The museum will remain open throughout construction, which is expected to last another year.

The ongoing capital campaign that makes this work possible is among the largest such campaigns underway in the U.S. museum world. Not all have moved smoothly.

The Metropolitan Museum of Art in New York City has suspended a $600 million campaign that failed to ignite much donor enthusiasm. In Los Angeles, the Los Angeles County Museum of Art’s $650 million campaign to fund expansion has been stuck about $90 million short of its goal.

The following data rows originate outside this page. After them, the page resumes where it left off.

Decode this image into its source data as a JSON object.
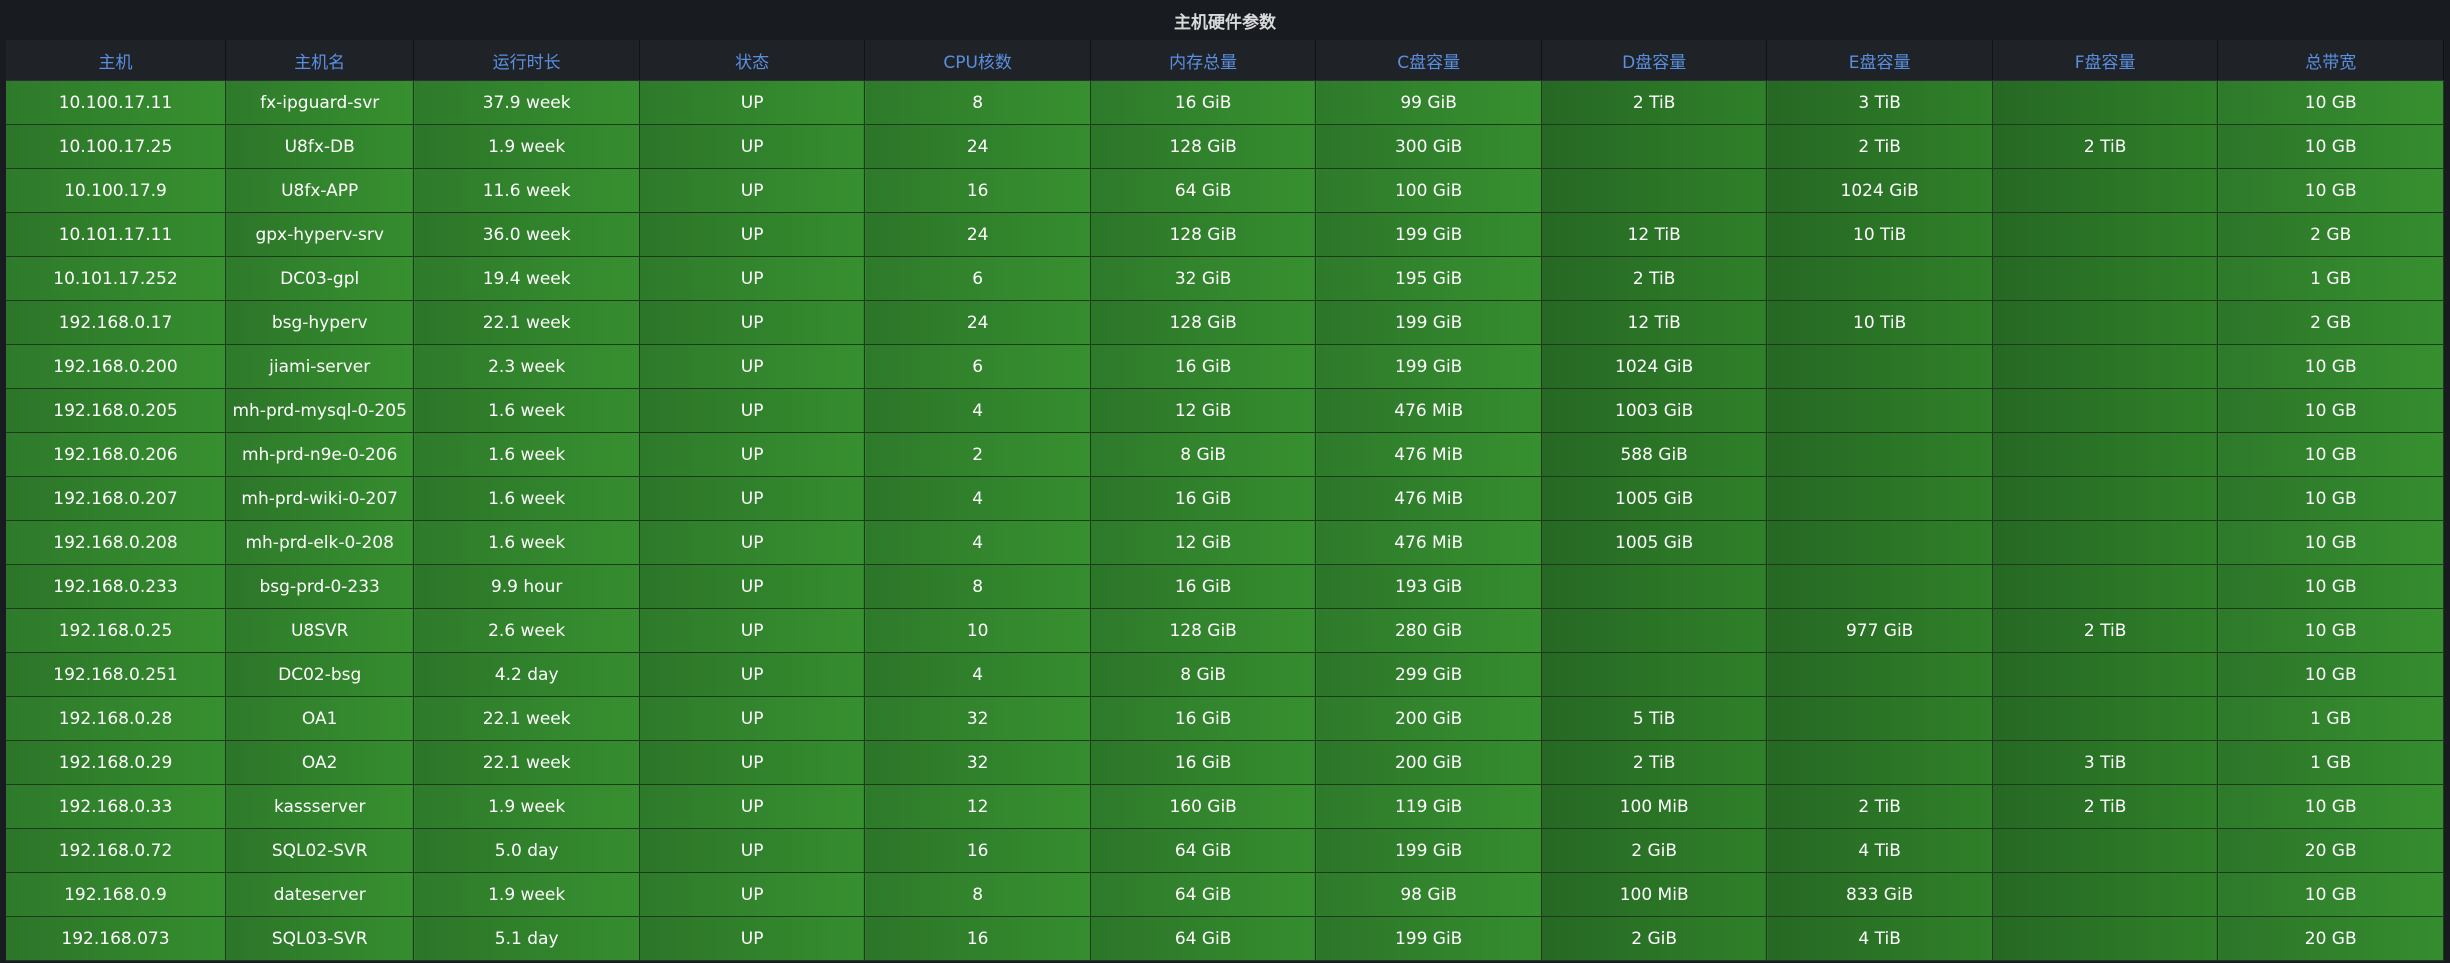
{
  "panel": {
    "title": "主机硬件参数"
  },
  "table": {
    "headers": [
      "主机",
      "主机名",
      "运行时长",
      "状态",
      "CPU核数",
      "内存总量",
      "C盘容量",
      "D盘容量",
      "E盘容量",
      "F盘容量",
      "总带宽"
    ],
    "rows": [
      [
        "10.100.17.11",
        "fx-ipguard-svr",
        "37.9 week",
        "UP",
        "8",
        "16 GiB",
        "99 GiB",
        "2 TiB",
        "3 TiB",
        "",
        "10 GB"
      ],
      [
        "10.100.17.25",
        "U8fx-DB",
        "1.9 week",
        "UP",
        "24",
        "128 GiB",
        "300 GiB",
        "",
        "2 TiB",
        "2 TiB",
        "10 GB"
      ],
      [
        "10.100.17.9",
        "U8fx-APP",
        "11.6 week",
        "UP",
        "16",
        "64 GiB",
        "100 GiB",
        "",
        "1024 GiB",
        "",
        "10 GB"
      ],
      [
        "10.101.17.11",
        "gpx-hyperv-srv",
        "36.0 week",
        "UP",
        "24",
        "128 GiB",
        "199 GiB",
        "12 TiB",
        "10 TiB",
        "",
        "2 GB"
      ],
      [
        "10.101.17.252",
        "DC03-gpl",
        "19.4 week",
        "UP",
        "6",
        "32 GiB",
        "195 GiB",
        "2 TiB",
        "",
        "",
        "1 GB"
      ],
      [
        "192.168.0.17",
        "bsg-hyperv",
        "22.1 week",
        "UP",
        "24",
        "128 GiB",
        "199 GiB",
        "12 TiB",
        "10 TiB",
        "",
        "2 GB"
      ],
      [
        "192.168.0.200",
        "jiami-server",
        "2.3 week",
        "UP",
        "6",
        "16 GiB",
        "199 GiB",
        "1024 GiB",
        "",
        "",
        "10 GB"
      ],
      [
        "192.168.0.205",
        "mh-prd-mysql-0-205",
        "1.6 week",
        "UP",
        "4",
        "12 GiB",
        "476 MiB",
        "1003 GiB",
        "",
        "",
        "10 GB"
      ],
      [
        "192.168.0.206",
        "mh-prd-n9e-0-206",
        "1.6 week",
        "UP",
        "2",
        "8 GiB",
        "476 MiB",
        "588 GiB",
        "",
        "",
        "10 GB"
      ],
      [
        "192.168.0.207",
        "mh-prd-wiki-0-207",
        "1.6 week",
        "UP",
        "4",
        "16 GiB",
        "476 MiB",
        "1005 GiB",
        "",
        "",
        "10 GB"
      ],
      [
        "192.168.0.208",
        "mh-prd-elk-0-208",
        "1.6 week",
        "UP",
        "4",
        "12 GiB",
        "476 MiB",
        "1005 GiB",
        "",
        "",
        "10 GB"
      ],
      [
        "192.168.0.233",
        "bsg-prd-0-233",
        "9.9 hour",
        "UP",
        "8",
        "16 GiB",
        "193 GiB",
        "",
        "",
        "",
        "10 GB"
      ],
      [
        "192.168.0.25",
        "U8SVR",
        "2.6 week",
        "UP",
        "10",
        "128 GiB",
        "280 GiB",
        "",
        "977 GiB",
        "2 TiB",
        "10 GB"
      ],
      [
        "192.168.0.251",
        "DC02-bsg",
        "4.2 day",
        "UP",
        "4",
        "8 GiB",
        "299 GiB",
        "",
        "",
        "",
        "10 GB"
      ],
      [
        "192.168.0.28",
        "OA1",
        "22.1 week",
        "UP",
        "32",
        "16 GiB",
        "200 GiB",
        "5 TiB",
        "",
        "",
        "1 GB"
      ],
      [
        "192.168.0.29",
        "OA2",
        "22.1 week",
        "UP",
        "32",
        "16 GiB",
        "200 GiB",
        "2 TiB",
        "",
        "3 TiB",
        "1 GB"
      ],
      [
        "192.168.0.33",
        "kassserver",
        "1.9 week",
        "UP",
        "12",
        "160 GiB",
        "119 GiB",
        "100 MiB",
        "2 TiB",
        "2 TiB",
        "10 GB"
      ],
      [
        "192.168.0.72",
        "SQL02-SVR",
        "5.0 day",
        "UP",
        "16",
        "64 GiB",
        "199 GiB",
        "2 GiB",
        "4 TiB",
        "",
        "20 GB"
      ],
      [
        "192.168.0.9",
        "dateserver",
        "1.9 week",
        "UP",
        "8",
        "64 GiB",
        "98 GiB",
        "100 MiB",
        "833 GiB",
        "",
        "10 GB"
      ],
      [
        "192.168.073",
        "SQL03-SVR",
        "5.1 day",
        "UP",
        "16",
        "64 GiB",
        "199 GiB",
        "2 GiB",
        "4 TiB",
        "",
        "20 GB"
      ]
    ]
  },
  "colors": {
    "header_text": "#5a8fe0",
    "cell_bg": "#34882e",
    "status_up": "#34882e"
  }
}
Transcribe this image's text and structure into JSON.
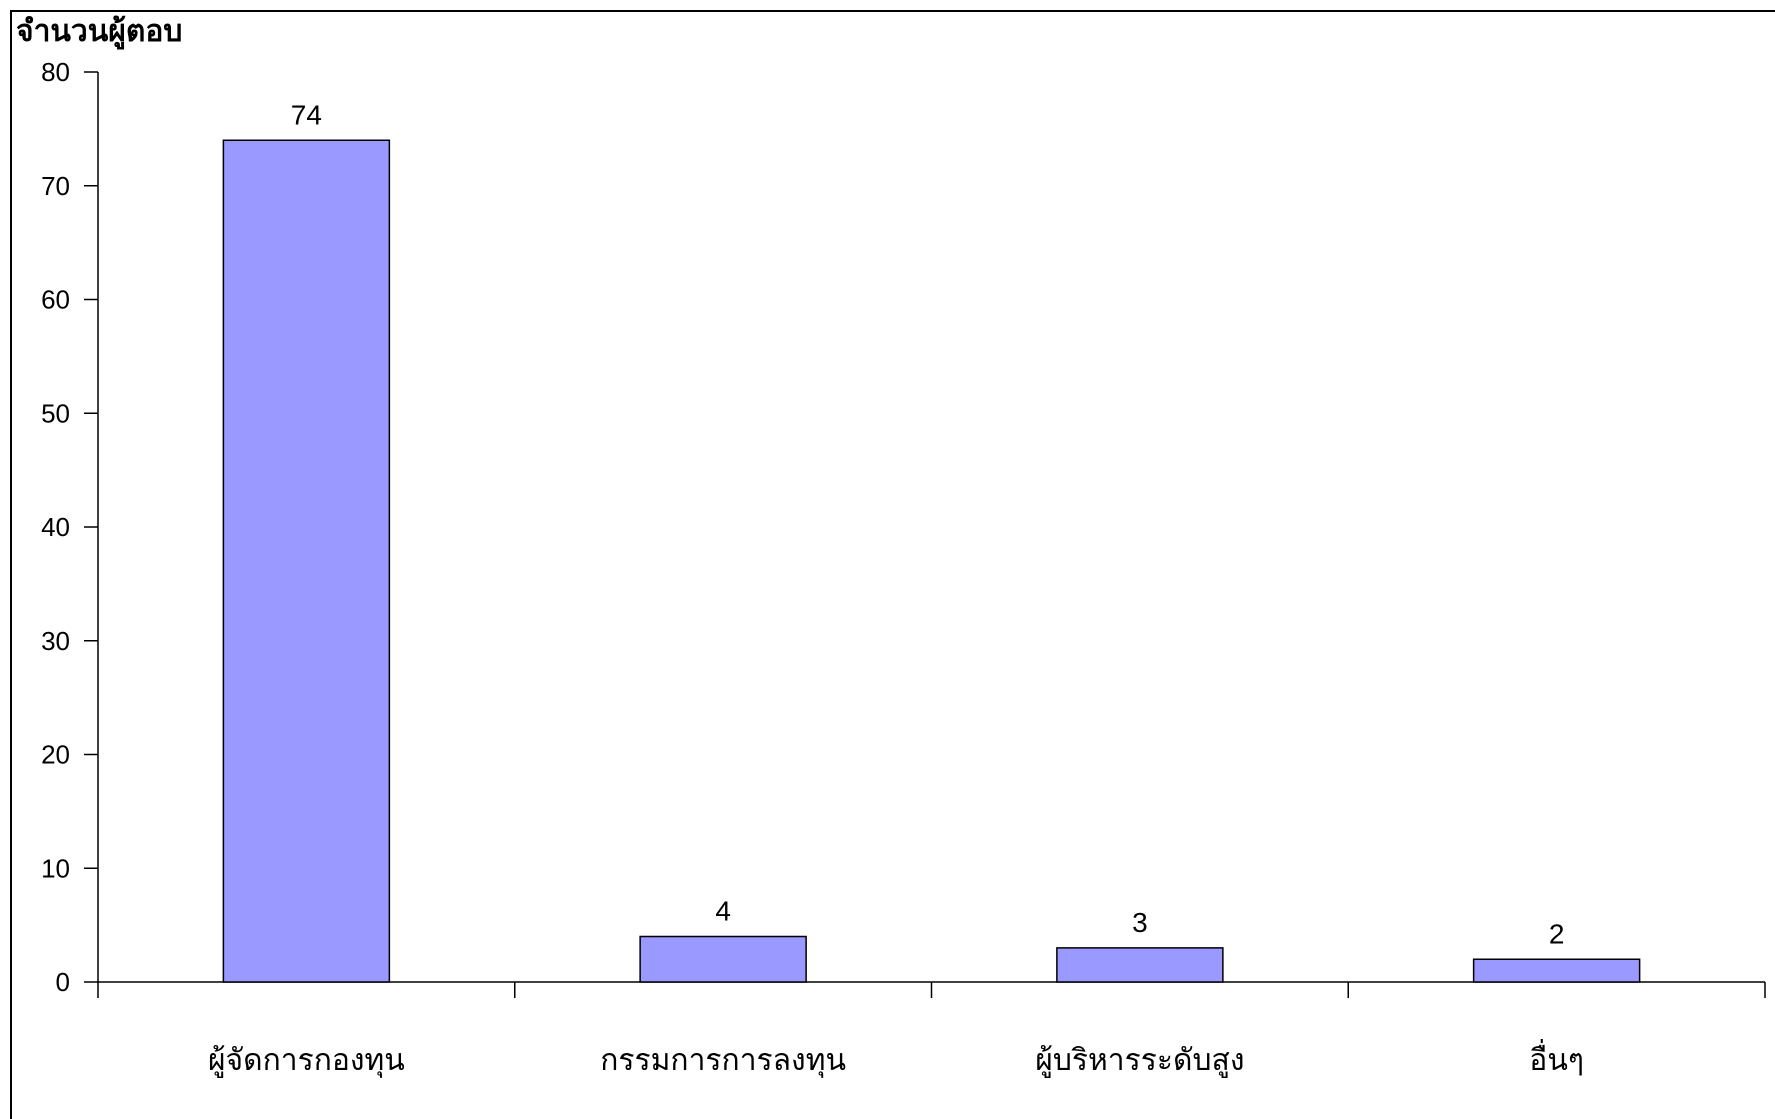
{
  "chart_data": {
    "type": "bar",
    "title": "",
    "ylabel": "จำนวนผู้ตอบ",
    "xlabel": "",
    "categories": [
      "ผู้จัดการกองทุน",
      "กรรมการการลงทุน",
      "ผู้บริหารระดับสูง",
      "อื่นๆ"
    ],
    "values": [
      74,
      4,
      3,
      2
    ],
    "ylim": [
      0,
      80
    ],
    "yticks": [
      0,
      10,
      20,
      30,
      40,
      50,
      60,
      70,
      80
    ],
    "grid": false,
    "legend": "none",
    "bar_color": "#9999ff",
    "show_data_labels": true
  }
}
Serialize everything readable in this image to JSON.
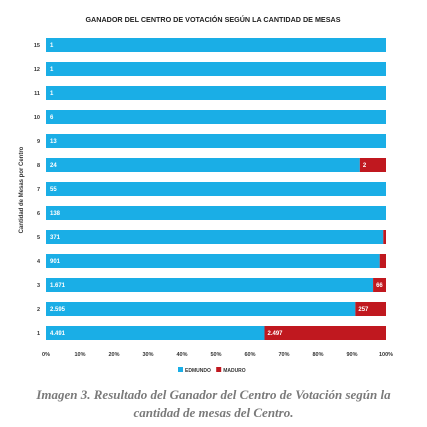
{
  "chart_data": {
    "type": "bar",
    "orientation": "horizontal",
    "stacked": "percent",
    "title": "GANADOR DEL CENTRO DE VOTACIÓN SEGÚN LA CANTIDAD DE MESAS",
    "ylabel": "Cantidad de Mesas por Centro",
    "xlabel": "",
    "categories": [
      "15",
      "12",
      "11",
      "10",
      "9",
      "8",
      "7",
      "6",
      "5",
      "4",
      "3",
      "2",
      "1"
    ],
    "xlim": [
      0,
      100
    ],
    "xticks": [
      "0%",
      "10%",
      "20%",
      "30%",
      "40%",
      "50%",
      "60%",
      "70%",
      "80%",
      "90%",
      "100%"
    ],
    "grid": false,
    "legend_position": "bottom",
    "series": [
      {
        "name": "EDMUNDO",
        "color": "#1aaee6",
        "values": [
          1,
          1,
          1,
          6,
          13,
          24,
          55,
          138,
          371,
          901,
          1671,
          2595,
          4491
        ],
        "labels": [
          "1",
          "1",
          "1",
          "6",
          "13",
          "24",
          "55",
          "138",
          "371",
          "901",
          "1.671",
          "2.595",
          "4.491"
        ]
      },
      {
        "name": "MADURO",
        "color": "#c0181f",
        "values": [
          0,
          0,
          0,
          0,
          0,
          2,
          0,
          0,
          3,
          17,
          66,
          257,
          2497
        ],
        "labels": [
          "",
          "",
          "",
          "",
          "",
          "2",
          "",
          "",
          "",
          "",
          "66",
          "257",
          "2.497"
        ]
      }
    ]
  },
  "caption": {
    "line1": "Imagen 3. Resultado del Ganador del Centro de Votación según la",
    "line2": "cantidad de mesas del Centro."
  }
}
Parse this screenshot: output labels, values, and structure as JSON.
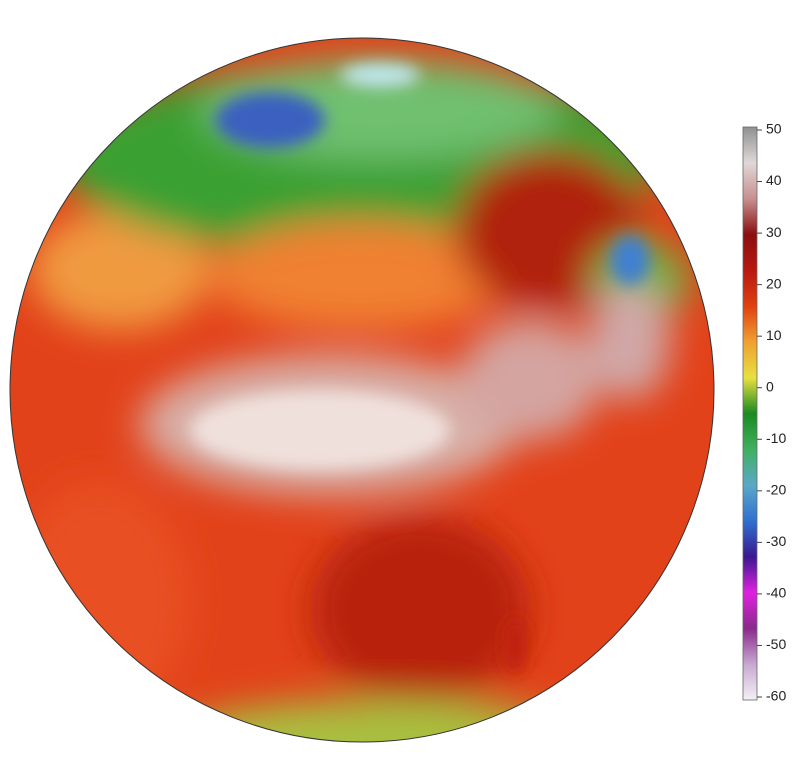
{
  "colorbar": {
    "lim": [
      -60,
      50
    ],
    "ticks": [
      50,
      40,
      30,
      20,
      10,
      0,
      -10,
      -20,
      -30,
      -40,
      -50,
      -60
    ],
    "colors": [
      "#f4f0f6",
      "#c8a8d0",
      "#8a2a8c",
      "#e020e0",
      "#3a1890",
      "#3070d0",
      "#5aa8c8",
      "#40b060",
      "#1a8a20",
      "#e8e040",
      "#f0a030",
      "#e04010",
      "#b81810",
      "#8a1010",
      "#c89090",
      "#e0d8d8",
      "#909090"
    ]
  }
}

In Philadelphia, fund-raising has been "slow and steady and constant over time,” Rub said.

Leslie Anne Miller, chair of the museum’s board of trustees, said the success of the campaign, officially labeled “It Starts Here," is the result of “a team effort.” But even more than that, she said, it has been “successful because of the museum itself, for what it represents for the city, the region, and beyond.”

A wider donor base

Rub noted that the average age of museum visitors has now dropped below 40, and the number of first-time visitors is on the rise. Compared with past fund-raising drives, he said, the donor base appears to represent wider community interest and an influx of non-billionaire donors.

Lisa Getzfrid, a health-care and insurance executive who has given small amounts to the museum in the past, was moved to make a bigger commitment to the current campaign.

She is not a megadonor, but her gift — one of the $50,000-plus contributions — is aimed right at support for the museum’s educational efforts, which she sees as increasingly important for the city’s children and young people. (Specifically, she is contributing to the museum and schools education endowment and will establish the Getzfrid Family Fund, an endowed fund supporting K-12 programs at the museum in perpetuity.)

Speaking with museum staff helped her clarify what it is she wanted to do. “They work with individual contributors,” she said, “asking, ‘What is meaningful for you?’ I’m not a Rockefeller. I don’t have a lot of experience with this.”

The six donors that have contributed between $10 million and $25 million to the “It Starts Here” campaign are the Daniel W. Dietrich II Foundation; Katherine Sachs, cochair of the campaign, and the late Keith L. Sachs, a longtime trustee; campaign cochair David Haas; and board chair Miller and her husband, Richard Worley.

The city and the state are also major contributors to capital efforts. Museum officials said the state is in for $8 million and the city, which actually owns the Art Museum buildings, has committed $32.5 million over six years.